Jeannie se pasó por la cabeza una camiseta de manga corta tan grande que casi le llegaba a las rodillas; una prenda bastante decente para recibir a una amiga. La Ghita que subió las escaleras era la imagen de un ejecutivo con un bien cortado traje sastre de hilo azul pelo negro muy corto, pendientes de bolita, gafas enormes, de material ligero, y un ejemplar del New York Times bajo el brazo.
—¿Qué diablos está pasando? —preguntó Ghita sin preámbulos.
—No sé —dijo Jeannie—, acabo de despertarme.
Aquello sonaba a malas noticias, podía adivinarlo.
—Mi jefe me llamó anoche, muy tarde, y me ordenó que no tuviese ningún trato más contigo.
—¡No! —Jeannie necesitaba el resultado del FBI para demostrar que su método funcionaba, a pesar del rompecabezas de Steven y Dennis—. ¡Maldita sea! ¿Te dijo por qué?
—Alegó que tus sistemas violan la intimidad de las personas.
—No deja de ser insólito que el FBI se preocupe de una cosa tan insignificante como esa.
—Parece que el New York Times es de la misma opinión.
Ghita enseñó a Jeannie el periódico. El titular de un artículo proclamaba en primera página:
Jeannie se temió que el «conflicto» fuese una referencia a su propia situación. Y estaba en lo cierto.

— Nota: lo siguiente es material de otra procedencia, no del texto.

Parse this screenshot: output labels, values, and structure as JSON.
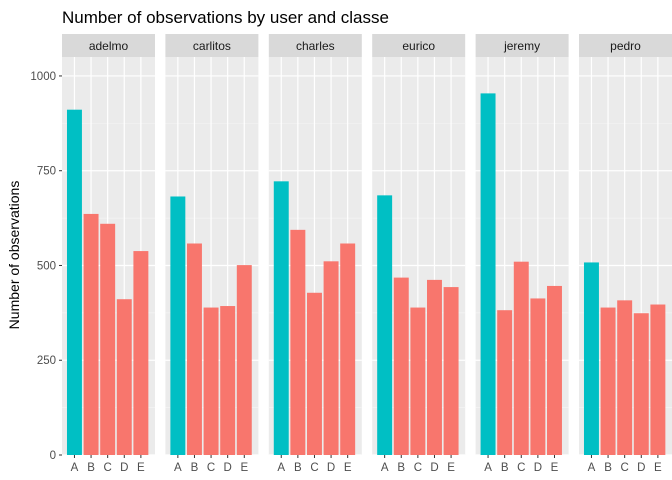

Jean Ferrami es una joven decidida. En contra de los deseos de sus colegas científicos y del presidente de la Universidad Jones Falls de Baltimore (Maryland) insiste obstinadamente en seguir con su exploración de archivos médicos, en busca de gemelos.
«Tengo un contrato —afirma—. No pueden darme órdenes.» Y las dudas que surgen respecto a la ética de su trabajo no hacen flaquear su determinación.
Una sensación de vértigo se aposentó de pronto en la boca del estómago de Jeannie.
—¡Dios mío, esto es terrible! —exclamó.
El reportaje pasaba luego a otro tema, la investigación sobre embriones humanos y Jeannie tuvo que llegar a la página diecinueve para encontrar otra referencia a su persona.
El caso de la doctora Jean Ferrami, del departamento de Psicología de la Jones Falls ha creado un nuevo quebradero de cabeza a las autoridades académicas. Pese a que el presidente de la universidad, el doctor Maurice Obell, y el eminente psicólogo profesor Berrington Jones coinciden en opinar que la labor de la doctora Jean Ferrami es inmoral, ella se niega a suspenderla... y cabe la posibilidad de que no puedan hacer nada para obligarla a ello.
Jeannie leyó hasta el final, pero el periódico no informaba de la insistencia de la doctora en que su trabajo era éticamente irreprochable. El enfoque se proyectaba exclusivamente sobre el sensacionalismo dramático de su desafío.
Era horrible y penoso que la atacasen de aquella manera. Se sentía dolida y ultrajada al mismo tiempo, como aquella vez, años atrás, en que un ladrón la derribó con un golpe y le arrebató el billetero en un supermercado de Minneapolis. Aunque sabía que la periodista era malévola y carecía de escrúpulos, Jeannie se sentía avergonzada, como si verdaderamente hubiese hecho algo malo. Y también se sentía expuesta a las burlas de todo el país.